Thursday, February 23, 2012

Do you accept Shane MacGowan as your personal savior?

Well, yes. Here's an example of the artistic spirit that can be fostered as people do what they will do. One can enjoy some wine, hang out at a pub, and be not an aggressive bullying prick but a musician forwarding a venerable traditional culture.

I finally went out and did it. I bought a decent amp for my acoustic. I got a microphone, one of those internet deals, a very decent Shure SM58 complete with cord and microphone stand for a hundred bucks. And now, no longer testing out the confines of the backyard in the middle of the night, my attempts at music reverberating off of brick walls, hoping not to be called out by an angry sleepy neighbor (which has happened), trying to hear how I sound, now I have a way to hear myself, which is enormously beneficial as far as staying in pitch when you sing.

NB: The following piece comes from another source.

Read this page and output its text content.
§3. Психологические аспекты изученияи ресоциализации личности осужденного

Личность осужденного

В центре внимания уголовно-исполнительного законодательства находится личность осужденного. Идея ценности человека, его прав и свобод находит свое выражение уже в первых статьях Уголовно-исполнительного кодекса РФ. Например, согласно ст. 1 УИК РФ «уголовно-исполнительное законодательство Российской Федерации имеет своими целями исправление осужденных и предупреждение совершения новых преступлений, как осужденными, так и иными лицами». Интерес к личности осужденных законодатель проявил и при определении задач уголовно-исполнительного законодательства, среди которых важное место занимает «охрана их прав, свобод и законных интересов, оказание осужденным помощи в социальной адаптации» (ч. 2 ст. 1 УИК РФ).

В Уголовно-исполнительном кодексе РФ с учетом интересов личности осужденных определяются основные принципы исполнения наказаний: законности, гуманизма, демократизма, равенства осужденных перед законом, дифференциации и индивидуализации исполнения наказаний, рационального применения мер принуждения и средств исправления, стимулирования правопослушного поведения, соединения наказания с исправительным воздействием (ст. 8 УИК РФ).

And, come to find out, going through my Pogues song list, I don't sound half bad, which amazes me, as I had the opinion that I couldn't really sing all that well. Of course, it's a matter of finding the range your comfortable with, and pleasantly, for me anyway, my range isn't that far off from Mr. MacGowan's. And maybe it has something to do with the nature of the music played by The Pogues, which is basically traditional Irish. It's a music of the people, a folk music. It's not meant to be fancy or overproduced. You grab an instrument and you play, and probably pretty much anyone with half a mind for it can come up with something.

We don't, I think, get to pick out our talents and what we're exactly good at. But a love of something, a form of art, a way of making it, can lead us to try it ourselves. We might find out we're not Chekhov when we sit down and try to write our own story, but then again, the main thing could well be just letting it happen, if it is something you're given to do.

And so for years and years, I loved that music. Timidly, I started to play it. "Well," I thought, "I'm not harming anyone. It's within my rights to try and practice..." Okay, the cat doesn't like it, and runs from her sleepy chair to a hiding spot in the bedroom. Okay, maybe not at 4 AM in full volume, the lawyer, every bit a lawyer, comes out on his deck, 'stop.' Okay.

Give yourself a shot at it. Try it out. Have a little fun, and you may end up surprising yourself at the level of quality.

And so, a guy who has a beer, as one does in college, gets a little creative. Tries writing, tries poetry, and somewhere deep inside, the gut instinct, the desire to play music, Irish music fused with rock n roll.

But.. "Are you mad? Look at MacGowan, and what's he's done to himself. It wasn't just wine and beer and pot. It was acid. It was, quite regrettably, heroin too. Okay, that is true. He wears the years of abuse of a musician on the road.

On the other hand, you might say he has been prescient about the crisis young people in Europe, in London, in Spain, in Greece, in Italy, are facing, having not been left with much and not much in the way of opportunity. It's a situation that brings to mind a number of Pogues songs. "So thanks for sweet f*** all..." Indeed, his music offers a refuge from shallow consumerist materialism in favor of embracing solid and grounded human emotion.

People will be people. They will drink wine and dance and make love and find pastimes to relax themselves. As with everything, it's the attitude they bring to it, good or bad.